Blocked filtrations can arise for a number of reasons:

The solid being isolated includes very small particles which are resulting in the sinter pores becoming blocked.

The filtration conditions are leading to precipitation in the sinter funnel. E.g. the use of an antisolvent to collect crystals from a recrystallisation is resulting in material being precipitated during the filtration in the sintered frit.

The solution to slow filtration depends on the precise cause. For very fine particulates, consider filtration using a filter agent, or an alternative filtration method (e.g. gravity). Note filter agents generally limit the filtration to processes where the filtrate is the desired product.

When collecting products, the solvent choices in washing are very important. When collecting products from recrystallisation, it is important to not affect the solvent composition to avoid causing precipitation.

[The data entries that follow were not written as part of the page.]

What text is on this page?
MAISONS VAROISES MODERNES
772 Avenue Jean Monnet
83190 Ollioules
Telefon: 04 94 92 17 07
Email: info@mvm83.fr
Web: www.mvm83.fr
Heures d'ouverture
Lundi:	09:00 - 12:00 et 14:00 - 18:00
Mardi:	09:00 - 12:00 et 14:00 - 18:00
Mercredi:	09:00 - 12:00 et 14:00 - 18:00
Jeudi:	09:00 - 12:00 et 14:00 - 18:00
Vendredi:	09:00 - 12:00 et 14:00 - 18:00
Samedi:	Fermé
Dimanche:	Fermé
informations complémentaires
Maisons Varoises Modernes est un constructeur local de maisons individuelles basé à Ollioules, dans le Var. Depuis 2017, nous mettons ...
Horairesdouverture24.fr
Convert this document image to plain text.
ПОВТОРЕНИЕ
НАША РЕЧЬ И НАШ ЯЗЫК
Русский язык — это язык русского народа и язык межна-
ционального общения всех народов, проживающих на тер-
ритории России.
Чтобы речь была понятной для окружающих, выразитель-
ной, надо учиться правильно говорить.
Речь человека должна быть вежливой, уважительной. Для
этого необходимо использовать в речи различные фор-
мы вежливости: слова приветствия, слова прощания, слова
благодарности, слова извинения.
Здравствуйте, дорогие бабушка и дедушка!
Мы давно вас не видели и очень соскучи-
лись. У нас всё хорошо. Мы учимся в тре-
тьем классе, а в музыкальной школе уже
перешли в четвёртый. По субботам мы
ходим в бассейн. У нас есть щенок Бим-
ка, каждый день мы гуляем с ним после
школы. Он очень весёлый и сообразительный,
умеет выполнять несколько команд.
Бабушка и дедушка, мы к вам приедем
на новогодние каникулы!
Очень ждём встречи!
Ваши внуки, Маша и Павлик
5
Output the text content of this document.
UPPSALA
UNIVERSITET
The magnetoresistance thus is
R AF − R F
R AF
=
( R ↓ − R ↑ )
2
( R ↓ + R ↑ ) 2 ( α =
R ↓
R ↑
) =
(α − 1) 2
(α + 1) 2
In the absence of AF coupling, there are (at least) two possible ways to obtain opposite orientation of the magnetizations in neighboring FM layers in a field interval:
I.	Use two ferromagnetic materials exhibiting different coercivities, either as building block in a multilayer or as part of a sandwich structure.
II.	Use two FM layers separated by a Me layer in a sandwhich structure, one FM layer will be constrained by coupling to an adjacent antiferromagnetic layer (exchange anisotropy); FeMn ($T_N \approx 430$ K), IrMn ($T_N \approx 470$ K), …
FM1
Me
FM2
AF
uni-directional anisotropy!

See the notes on solvent choices.

Presence of solid in the filtrate

This is generally not an issue from material passing through the sinter, but from the evaporative losses due to the vacuum nature of the filtration. This is especially common in recrystallisation where the filtrate (known as the 'mother liquour') will contain material in solution. Under vacuum, the solvent is liable to evaporate, which results in precipitation occurring. This material is likely to be of significantly lower purity than the crystals already isolated.

Isolation of sinter glass with the desired material

Scratching of the sintered glass surface can result in fragments of glass fibre being broken off the sinter. Take care when isolating product to avoid scratching at the surface.